A tokenizer optimized for the encoder you actually run

Vocabulary selection as a mixed-integer program that is optimal for greedy left-to-right inference, cutting tokenization cost below Byte Pair Encoding at the same vocabulary size.

The problem: the vocabulary and the encoder disagree

Byte Pair Encoding, still the default, builds a vocabulary greedily by merge frequency. But that training objective is not the thing we actually do at inference, which is greedy left-to-right tokenization with the finished vocabulary. The vocabulary is chosen under one objective and used under another, which leaves compression on the table.

That matters because tokenization cost, tokens per unit of text, sets your context budget and a floor on inference cost. Every token you do not spend is context you keep and money you save, on every single request.

The approach: optimize for greedy inference directly

I formulated vocabulary selection as a mixed-integer optimization in Gurobi that jointly optimizes which tokens are in the vocabulary (token-selection variables) and how each pretoken is segmented (pretoken-encoding variables).

The key is a set of greedy-consistency constraints: they force the learned vocabulary to be optimal for the greedy left-to-right encoder that is actually used at inference, rather than for an idealized optimal segmenter that no production system runs. The objective the solver optimizes is the cost you actually pay.

Result

Tokenization cost at matched vocabulary size (lower is better)

BPE (SOTA baseline)

1.00x

Joint MILP (ours)

-1.5%

The same string under BPE's merge order versus the greedy left-to-right encoder actually run at inference — fewer pieces is lower cost.

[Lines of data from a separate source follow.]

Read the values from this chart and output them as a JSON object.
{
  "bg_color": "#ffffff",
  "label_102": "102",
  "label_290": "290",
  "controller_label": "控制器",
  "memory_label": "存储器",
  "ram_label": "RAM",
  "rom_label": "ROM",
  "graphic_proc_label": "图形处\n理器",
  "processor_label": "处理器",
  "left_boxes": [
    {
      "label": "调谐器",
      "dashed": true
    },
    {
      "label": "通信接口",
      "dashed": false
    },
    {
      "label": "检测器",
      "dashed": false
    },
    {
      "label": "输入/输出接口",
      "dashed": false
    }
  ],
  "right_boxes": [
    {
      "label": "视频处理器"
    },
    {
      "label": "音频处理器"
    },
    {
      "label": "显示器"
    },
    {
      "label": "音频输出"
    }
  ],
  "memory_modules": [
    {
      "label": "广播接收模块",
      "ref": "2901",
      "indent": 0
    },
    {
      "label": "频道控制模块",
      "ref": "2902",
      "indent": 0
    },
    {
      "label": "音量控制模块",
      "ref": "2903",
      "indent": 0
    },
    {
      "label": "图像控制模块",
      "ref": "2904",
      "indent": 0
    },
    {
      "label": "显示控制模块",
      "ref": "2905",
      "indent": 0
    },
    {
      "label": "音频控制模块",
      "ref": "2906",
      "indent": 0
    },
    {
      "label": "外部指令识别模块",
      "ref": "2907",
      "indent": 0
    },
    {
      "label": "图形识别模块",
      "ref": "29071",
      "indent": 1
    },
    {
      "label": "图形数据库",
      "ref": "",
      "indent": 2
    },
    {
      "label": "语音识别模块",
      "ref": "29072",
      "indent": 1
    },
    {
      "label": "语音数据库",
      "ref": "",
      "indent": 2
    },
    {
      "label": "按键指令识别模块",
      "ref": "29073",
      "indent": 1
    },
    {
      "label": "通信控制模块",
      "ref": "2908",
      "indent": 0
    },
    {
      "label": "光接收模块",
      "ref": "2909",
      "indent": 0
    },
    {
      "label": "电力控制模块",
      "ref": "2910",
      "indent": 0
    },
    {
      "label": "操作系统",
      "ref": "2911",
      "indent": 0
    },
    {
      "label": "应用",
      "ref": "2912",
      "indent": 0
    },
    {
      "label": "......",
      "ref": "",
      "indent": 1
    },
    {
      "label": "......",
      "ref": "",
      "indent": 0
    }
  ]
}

Joint vocabulary optimization reduces tokenization cost by 1.5% versus BPE at the same vocabulary size, a direct reduction in tokens and therefore in context use and inference cost, with no change to the inference procedure.

What I took away

Match the optimization objective to the inference procedure; a vocabulary that is optimal for a segmenter you never run is optimizing the wrong thing.
Small per-token wins compound: 1.5% off every request is a large absolute number at scale, for free.
Casting a fuzzy ML design choice as an explicit constrained optimization makes the tradeoffs legible and the result provable rather than empirical luck.